Yeah I went to King eds today. Had Notinnnnnnnnnnnn  but Yeah just wondering if anyone here was selling them or giving them away.


----------



## bowman00 (Apr 27, 2010)

bump bump bumpppppp... anyone have any??????


----------



## TCR (Jul 13, 2010)

aprils just advertised that she got some in I think


----------



## bowman00 (Apr 27, 2010)

I saw that too! Just wondering if anyone on the forum was selling any or trading or giving away.


----------



## discuspaul (Jul 2, 2010)

*Ottos*

Roger's Aquatics on Scott Rd. @ 81st in Surrey- Delta almost always has Ottos - around $2. good size - not 'babies'.


----------



## VinnyD (Apr 21, 2010)

April has some...think she said she got some in...and yah i think rogers might have some too(dunno..been a while since i been there)

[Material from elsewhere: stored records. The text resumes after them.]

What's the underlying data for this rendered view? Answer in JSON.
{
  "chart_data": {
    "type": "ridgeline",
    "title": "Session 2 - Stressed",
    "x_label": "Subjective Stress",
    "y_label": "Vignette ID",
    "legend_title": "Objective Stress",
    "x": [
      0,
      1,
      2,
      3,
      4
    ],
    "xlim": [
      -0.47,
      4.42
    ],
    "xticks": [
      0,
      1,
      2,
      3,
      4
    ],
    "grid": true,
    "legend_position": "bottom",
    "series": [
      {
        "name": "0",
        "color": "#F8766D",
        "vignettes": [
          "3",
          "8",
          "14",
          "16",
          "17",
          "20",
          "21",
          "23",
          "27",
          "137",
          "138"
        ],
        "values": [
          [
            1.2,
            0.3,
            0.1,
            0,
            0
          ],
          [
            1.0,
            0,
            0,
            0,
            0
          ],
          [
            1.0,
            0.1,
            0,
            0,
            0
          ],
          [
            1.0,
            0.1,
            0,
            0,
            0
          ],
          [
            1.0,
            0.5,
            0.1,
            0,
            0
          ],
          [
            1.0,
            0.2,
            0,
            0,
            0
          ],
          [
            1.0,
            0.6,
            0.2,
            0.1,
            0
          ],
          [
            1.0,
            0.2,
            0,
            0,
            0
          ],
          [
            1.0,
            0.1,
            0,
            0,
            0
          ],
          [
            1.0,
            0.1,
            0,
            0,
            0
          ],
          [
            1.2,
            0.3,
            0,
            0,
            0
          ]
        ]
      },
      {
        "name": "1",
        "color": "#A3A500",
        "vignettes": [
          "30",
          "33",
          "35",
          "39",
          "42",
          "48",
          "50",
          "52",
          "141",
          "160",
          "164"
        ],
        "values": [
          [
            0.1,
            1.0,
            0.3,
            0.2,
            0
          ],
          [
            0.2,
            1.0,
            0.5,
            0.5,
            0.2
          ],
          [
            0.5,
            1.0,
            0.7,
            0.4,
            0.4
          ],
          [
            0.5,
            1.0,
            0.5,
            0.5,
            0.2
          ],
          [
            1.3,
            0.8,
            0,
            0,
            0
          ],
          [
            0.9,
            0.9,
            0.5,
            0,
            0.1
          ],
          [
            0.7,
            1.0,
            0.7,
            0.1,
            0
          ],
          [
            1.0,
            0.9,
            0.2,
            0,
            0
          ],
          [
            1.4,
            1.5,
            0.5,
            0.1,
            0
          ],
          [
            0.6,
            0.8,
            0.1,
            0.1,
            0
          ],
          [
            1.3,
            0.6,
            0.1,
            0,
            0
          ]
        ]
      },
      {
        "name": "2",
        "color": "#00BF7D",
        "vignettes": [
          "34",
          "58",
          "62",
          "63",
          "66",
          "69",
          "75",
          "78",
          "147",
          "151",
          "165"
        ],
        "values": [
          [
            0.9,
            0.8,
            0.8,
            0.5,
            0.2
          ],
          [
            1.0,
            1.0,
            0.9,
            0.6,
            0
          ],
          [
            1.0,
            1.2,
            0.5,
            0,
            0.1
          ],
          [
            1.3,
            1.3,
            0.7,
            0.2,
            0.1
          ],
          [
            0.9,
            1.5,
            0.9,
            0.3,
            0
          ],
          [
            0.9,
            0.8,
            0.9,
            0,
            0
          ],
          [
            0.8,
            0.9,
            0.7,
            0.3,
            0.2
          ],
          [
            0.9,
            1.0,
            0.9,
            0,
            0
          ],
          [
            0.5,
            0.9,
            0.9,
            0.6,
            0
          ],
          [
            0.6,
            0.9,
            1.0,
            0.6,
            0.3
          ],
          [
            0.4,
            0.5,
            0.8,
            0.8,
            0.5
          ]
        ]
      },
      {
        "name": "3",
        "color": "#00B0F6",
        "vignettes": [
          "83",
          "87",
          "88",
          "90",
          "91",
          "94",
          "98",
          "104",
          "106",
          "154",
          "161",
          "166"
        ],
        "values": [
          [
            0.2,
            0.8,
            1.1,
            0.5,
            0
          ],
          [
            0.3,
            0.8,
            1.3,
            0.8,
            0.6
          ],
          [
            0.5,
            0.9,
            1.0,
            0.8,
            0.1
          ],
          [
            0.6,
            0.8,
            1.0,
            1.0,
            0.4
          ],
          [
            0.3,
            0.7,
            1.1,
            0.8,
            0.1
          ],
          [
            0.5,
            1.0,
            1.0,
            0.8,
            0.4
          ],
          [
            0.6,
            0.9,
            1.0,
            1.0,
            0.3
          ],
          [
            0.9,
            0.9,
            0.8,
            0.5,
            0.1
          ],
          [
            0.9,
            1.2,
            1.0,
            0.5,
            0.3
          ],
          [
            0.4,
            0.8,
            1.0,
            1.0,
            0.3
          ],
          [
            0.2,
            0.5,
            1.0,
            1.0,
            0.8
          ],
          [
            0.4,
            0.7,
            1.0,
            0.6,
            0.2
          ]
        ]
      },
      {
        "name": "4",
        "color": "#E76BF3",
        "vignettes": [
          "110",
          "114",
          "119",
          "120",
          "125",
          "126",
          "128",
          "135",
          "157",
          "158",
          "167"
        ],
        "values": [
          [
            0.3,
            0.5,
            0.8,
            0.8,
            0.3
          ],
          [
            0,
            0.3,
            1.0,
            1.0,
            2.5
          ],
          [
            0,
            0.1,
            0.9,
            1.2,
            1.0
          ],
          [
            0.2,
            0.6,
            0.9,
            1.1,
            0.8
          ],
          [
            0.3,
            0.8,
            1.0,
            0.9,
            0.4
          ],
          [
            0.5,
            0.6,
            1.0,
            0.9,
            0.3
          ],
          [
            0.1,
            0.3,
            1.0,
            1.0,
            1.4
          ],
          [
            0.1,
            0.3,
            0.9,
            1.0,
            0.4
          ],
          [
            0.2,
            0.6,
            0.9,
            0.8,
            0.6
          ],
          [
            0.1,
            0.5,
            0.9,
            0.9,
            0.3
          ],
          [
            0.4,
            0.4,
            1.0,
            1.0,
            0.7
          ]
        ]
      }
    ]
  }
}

http://www.bcaquaria.com/forum/apri...leopoldis-german-rams-ottos-etc-arrived-5524/


----------



## bowman00 (Apr 27, 2010)

Aprils is a little to far away from where I live in New west. IPU is a little closer


----------



## Virual (Aug 9, 2010)

I was at Island Pets Unlimited in Burnaby at 8:00pm they still had some left


----------



## jobber (May 14, 2010)

bowman: you're in luck! save on the gas as well.


----------



## bowman00 (Apr 27, 2010)

Virual How much were they there?


----------



## Virual (Aug 9, 2010)

lol good question I don't know, just know I seen them there lol


----------



## bowman00 (Apr 27, 2010)

Thanks friend, I will phone them up tomorrow!


----------



## neven (May 15, 2010)

King Ed's with ottos is always hit and miss.
Also i find they die a bit too easily even when the parameters are perfect. The ones i got from IPU are great though


----------



## jobber (May 14, 2010)

i second you on that neven. i thought i was the only one having issues with them when purchased from the said lfs.


----------



## GreenGanja (Apr 27, 2010)

billion at petland in langley thre like $3.70 or around that or 10 for like 3-4


-Mike


----------



## bowman00 (Apr 27, 2010)

yeah I bit the bullet and bought it for 3.99 at IPU. I asked if they matched competitor prices but they said only on equipment. Which I was kind of like hmmmmmmmmm...okkkk


----------



## VinnyD (Apr 21, 2010)

make sure u feed them well...if theres not enough algae...feed them algae tabs..or blanched vegs(cuke..zuch..yada)...sometimes at the some lfs, the ottos are starved not well fed(not saying IPU are not feeding them or anything) but it happens...sometimes its a reason why they dun last too long(on top of the water parameter sensitivity)


----------



## bowman00 (Apr 27, 2010)

Yeah thanks, I have already have one and he is doing great


----------